En la novela Juan Carlos es un ser supraterrenal, que viene a liberar a María de su fatal destino, de sus pesares y desventuras. ¿Héroe de la novela rosa o Príncipe azul? Ella invalidada, en pausa y silente, con la obsesión perturbadora de marido, hijos y amor eterno. El cuento de hadas. Un sin fin de figuras dominantes. Una relación de poder bajo la forma de institucionalización de la familia, como sistema represor de deseos individuales. Se presenta la estandarización del deseo bajo el “amor institucionalizado”. Se revela la superficialidad de la relación amorosa, ya que sólo se remite a la superficie del cuerpo “bello” del enamorado. Ella sólo logra validarse a sí misma desde la mirada hacia el otro como divinidad, Juan Carlos es la figura del príncipe azul. Lafourcade, principalmente al principio de la novela, legitima al macho dominante y reprime la figura resistente de la mujer, de la cual Ruiz da indicios
Juan Carlos se resiste a ser lo que es. Opta por investirse bajo la figura de un rebelde, intentando desmarcarse de su aristocrática familia. Esto se reafirma al establecer una relación amorosa con una mujer de clase baja.
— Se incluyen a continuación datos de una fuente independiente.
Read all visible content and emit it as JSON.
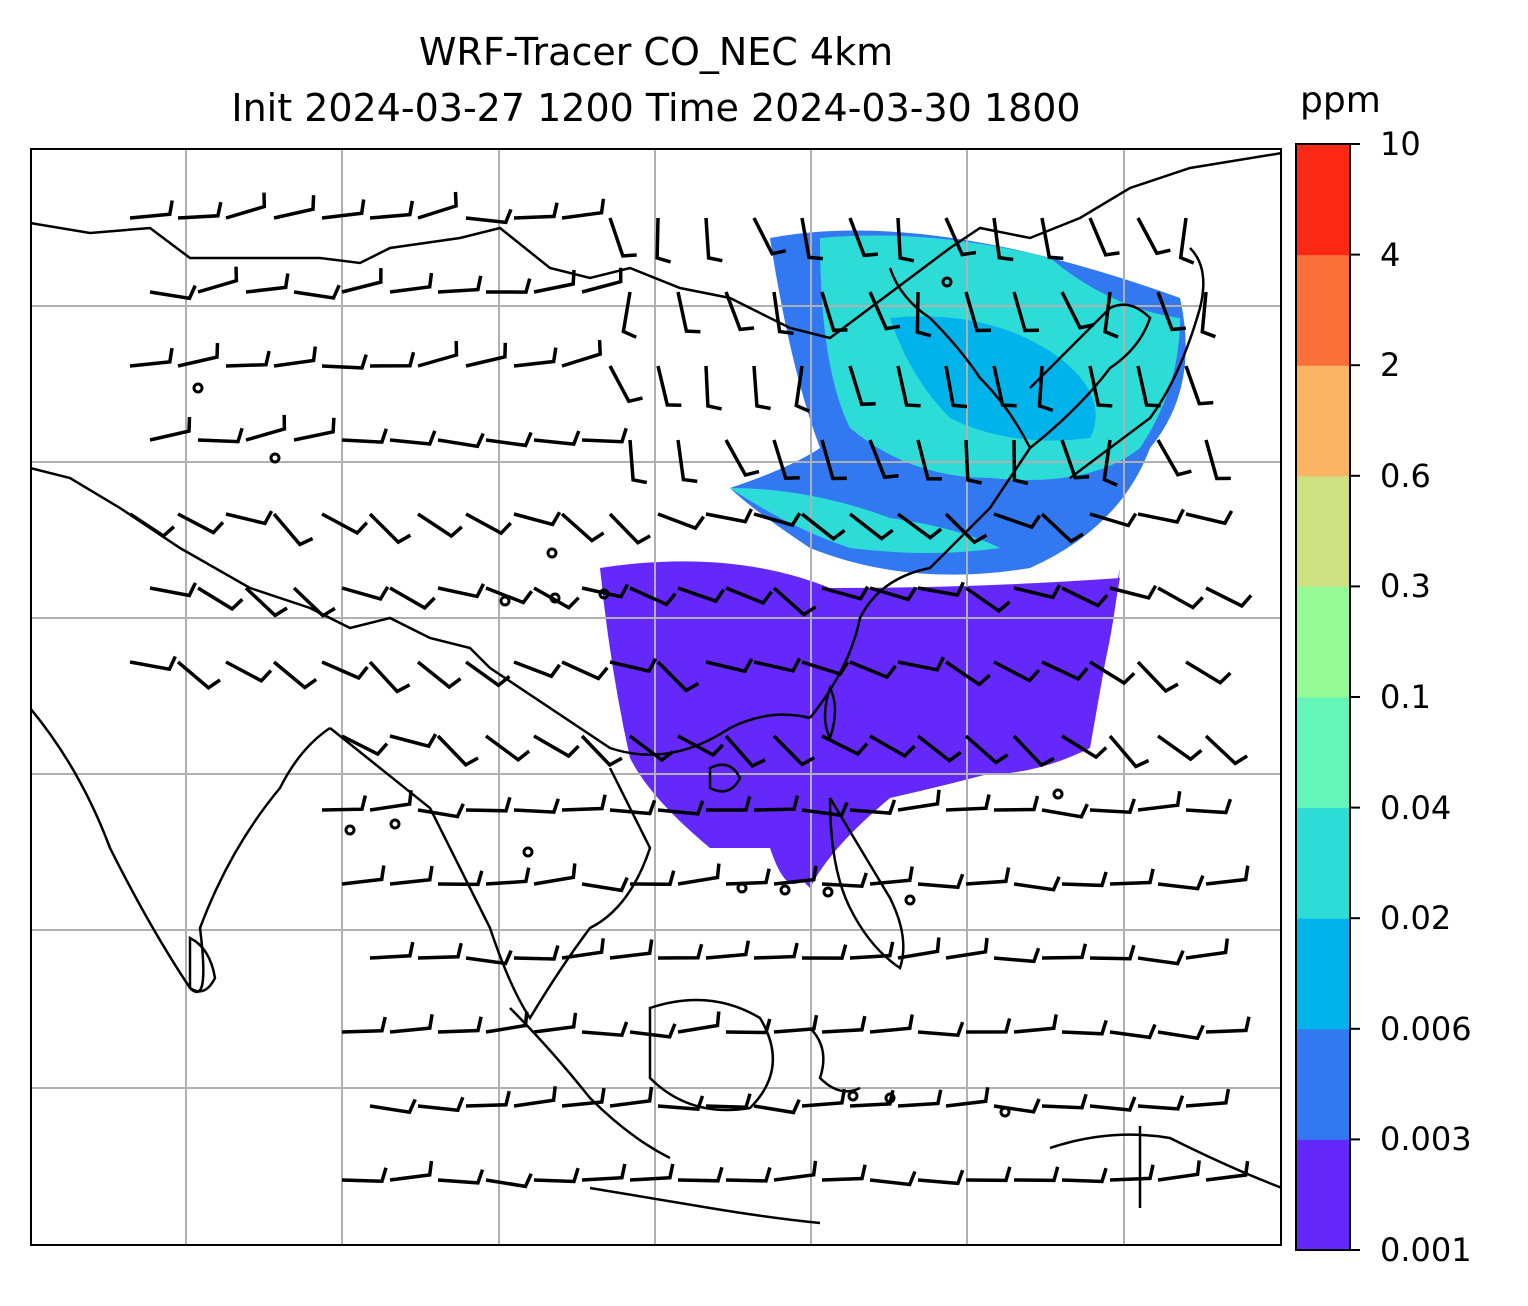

Lafourcade nos traslada al sueño, propio del melodrama: patrón adinerado que se casa con la asesora del hogar. Este gesto, recuperado por Ruiz al insertar fragmentos de una teleserie, que ve María. Es interesante establecer una relación con la imagen del melodrama, que se inserta en el film, para que sea observada por los personajes y a la vez por los espectadores del filme.
La recepción por parte de los televidentes-actores, testigos de la tragedia del relato sentimental, instalado por la industria de la televisión. Se transparenta la relación de pareja, se presenta como desvío estereotipado, de las estructuras del “amor estandarizado”. Un discurso desde la escritura de Lafourcade, que no tensa la condición de problematizar en torno al amor, sino que, dispone al amor como un elemento más, el discurso valido lo masculino sobre lo femenino, anulando la voz de María, invalidando su condición de mujer. Resulta problemático, hoy, pensar en la figura de María, a partir de la recepción de la novela como best seller local en los setenta, principalmente por la figura de la mujer, presentada como un ser inferior, supeditado a otro, sin ninguna puesta en duda, con capacidades celestiales[5].
Ruiz inserta fragmentos propios del melodrama, este gesto permite tensar críticamente la figura amorosa que impera en la actualidad. Se observa el filme como documento de la década de los setenta, pero también se reinstala problemáticamente, desde el discurso amoroso imperante hoy, dominado por estructuras ideales, quiméricas, platónicas que no hacen más que llevar a las relaciones a una absoluta superficialidad.
Al establecer el nudo entre el filme y la novela, la reflexión en torno a la figura dominante de las formas de organizar cruces amorosos, se hace fundamental. Nuestra sociedad esta tapizada de María-s, se reconocen espacios de ella, desde quien escribe. Ese modelo es necesario cuestionarlo. Con urgencia.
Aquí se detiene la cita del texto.